Ik dacht na over de voordelen en de nadelen. Zou het slim zijn om het te vertellen? En toen bedacht ik me dat, aangezien ik hier zou slapen, ze toch wel zou merken dat ik niks aan school deed. Dus besloot ik haar alles te vertellen. Van Amber tot aan de ziekte van mijn vader, van de ziekte van mijn moeder tot aan het feit dat ik gewoon de hele optelsom niet meer aankon en dat ik daarom hiernaartoe was gekomen. Bij elke zin die ik sprak, stroomden er meer emoties door mijn lichaam. Woede, verdriet, schaamte, alles. Alle vervelende emoties die een mens kende stroomden door mijn lichaam. Alles wat ik zolang had opgekropt en alleen tegen Britt had verteld, kwam nu in één keer naar buiten. Ik probeerde de opkomende tranen ook niet tegen te houden. Dat lukte toch niet. 

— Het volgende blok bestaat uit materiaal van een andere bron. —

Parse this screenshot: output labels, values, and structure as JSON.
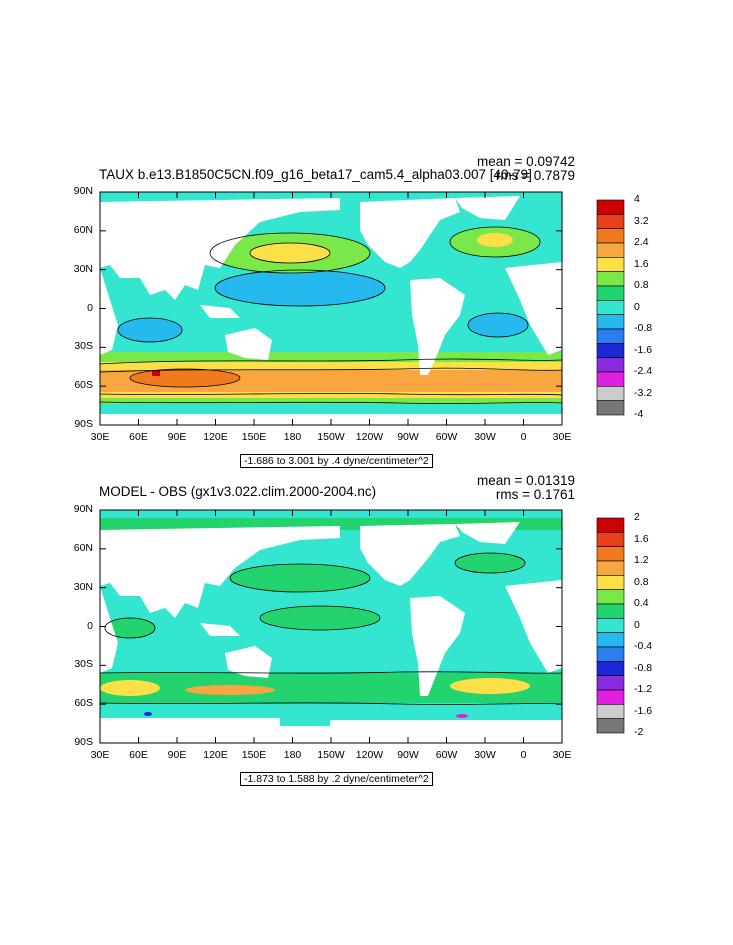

Evelien had mijn hele verhaal doodstil aangehoord. Ze leek heel verbaasd. Dat vond ik verder ook niet vreemd. Toen ze de eerste tranen in mijn ogen zag, stond ze op, ging naast me zitten en pakte mijn hand. Daardoor werd ik wel rustiger. Toen ik mijn verhaal gedaan had, liet ik mijn hoofd op haar schouder zakken. Tranen stroomden nog altijd geluidloos over mijn wangen. Toen zei Evelien het mooiste wat ik ooit heb gehoord. 'Het is nou eenmaal oneerlijk verdeeld, sommige gezinnen en families hebben het makkelijk, maar andere niet. Naar aardigheid van personen wordt dan niet gekeken, het gebeurt gewoon. Daar kun je nou eenmaal niks aan doen, je houdt het niet tegen'. Terwijl ze dat zei, streelde ze met haar andere hand mijn haar. Ik werd steeds wat rustiger. Ik wist uit ervaring dat het voor mensen heel moeilijk was om mensen die dit soort verhalen vertelden te troosten. Ik had dat thuis gemerkt aan Britt en ook aan andere die ik het had verteld. Die konden soms ook niks zeggen. Zeker aangezien het bijna altijd over hetzelfde ging. Maar voor mij was dan het luisteren genoeg, hoe vervelend ze dat ook vonden. Ik ben die mensen daar ook nog altijd dankbaar voor. Ik schaamde me nu ook dat ik zo abrupt weg ben gegaan. Zonder ook maar iets te laten doorschemeren. Maar ik was nog absoluut niet van plan om terug te gaan, dat wilde ik gewoon nog niet.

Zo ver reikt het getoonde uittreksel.